The air pump is opened, external air enters the pre-cooling bin from the air inlet pipe and is compressed to a preset air pressure threshold value, the pre-cooling bin is pre-cooled, and then the air pipe and the communicating pipe are communicated, so that air in the pre-cooling bin is discharged into the chamber, and meanwhile, the air in the chamber is discharged through the air pipe.

2. The ventilation structure of claim 1, wherein a sterilization device is further disposed within the pre-cooling chamber.

3. The ventilation structure of claim 1, wherein the exhaust duct is provided with a deodorizing module.

4. A refrigeration storage apparatus comprising a ventilation structure as claimed in any one of claims 1 to 3.

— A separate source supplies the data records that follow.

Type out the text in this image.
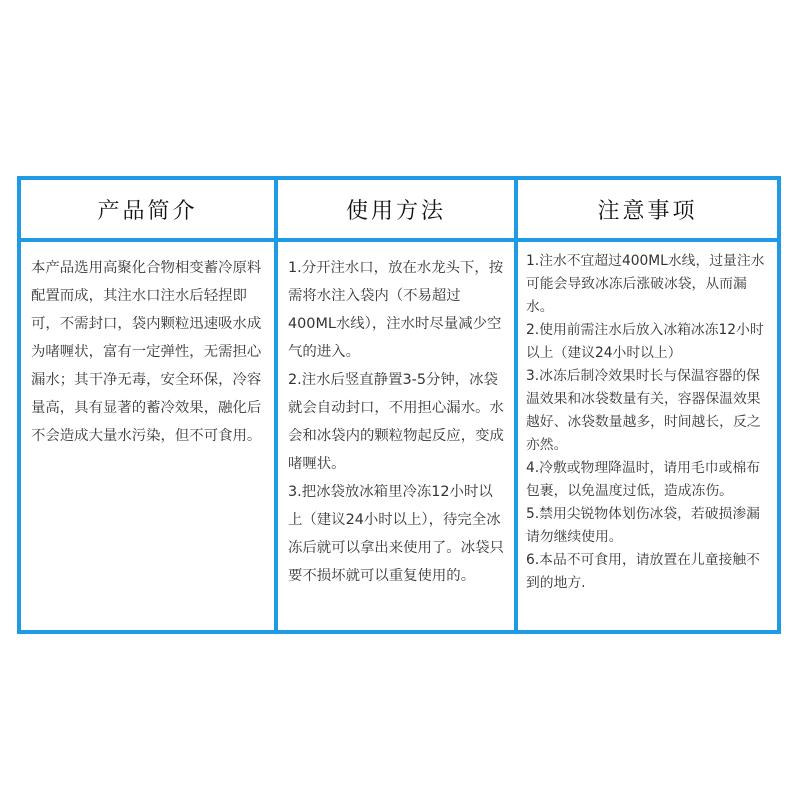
产品简介	使用方法	注意事项

本产品选用高聚化合物相变蓄冷原料配置而成，其注水口注水后轻捏即可，不需封口，袋内颗粒迅速吸水成为啫喱状，富有一定弹性，无需担心漏水；其干净无毒，安全环保，冷容量高，具有显著的蓄冷效果，融化后不会造成大量水污染，但不可食用。

1.分开注水口，放在水龙头下，按需将水注入袋内（不易超过400ML水线），注水时尽量减少空气的进入。

2.注水后竖直静置3-5分钟，冰袋就会自动封口，不用担心漏水。水会和冰袋内的颗粒物起反应，变成啫喱状。

3.把冰袋放冰箱里冷冻12小时以上（建议24小时以上），待完全冰冻后就可以拿出来使用了。冰袋只要不损坏就可以重复使用的。

1.注水不宜超过400ML水线，过量注水可能会导致冰冻后涨破冰袋，从而漏水。

2.使用前需注水后放入冰箱冰冻12小时以上（建议24小时以上）

3.冰冻后制冷效果时长与保温容器的保温效果和冰袋数量有关，容器保温效果越好、冰袋数量越多，时间越长，反之亦然。

4.冷敷或物理降温时，请用毛巾或棉布包裹，以免温度过低，造成冻伤。

5.禁用尖锐物体划伤冰袋，若破损渗漏请勿继续使用。

6.本品不可食用，请放置在儿童接触不到的地方.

5. A control method of a refrigeration storage apparatus, characterized by using the refrigeration storage apparatus according to claim 4, comprising the steps of:

When the compartment door is in a closed state, detecting whether the closing duration of the compartment door is greater than or equal to a preset duration, if so, controlling the valves and the components in the pre-cooling bin to ventilate the compartment according to the state information in the pre-cooling bin, and if not, returning to the step of detecting the closing duration of the compartment door.

6. The method of claim 5, wherein controlling the valves and the components in the pre-cooling chamber to ventilate the chamber according to the status information in the pre-cooling chamber comprises opening a valve and an air pump of the air inlet pipe to allow the pre-cooling chamber to be ventilated, closing the air inlet pipe to perform pre-cooling sterilization after the pre-cooling condition is satisfied, and opening the communication pipe and the air outlet pipe to ventilate after the ventilation condition is satisfied.

7. The method of claim 6, wherein the pre-cooling condition is that the air pressure of the pre-cooling bin reaches a preset air pressure threshold.

8. The method for controlling a refrigeration-storage apparatus according to claim 6, wherein the ventilation condition is that the temperature of the pre-cooling chamber reaches the temperature of the compartment.

9. The method of claim 6, wherein when controlling each valve and the components in the pre-cooling chamber to ventilate the compartment according to the state information in the pre-cooling chamber, determining whether the air pressure in the pre-cooling chamber reaches the current ambient air pressure of the outside, and if so, closing the communication pipe and the exhaust pipe.

10. A computer-readable storage medium storing a computer program, characterized in that the computer program, when run, performs a control method of a refrigeration storage apparatus according to any one of claims 5 to 9.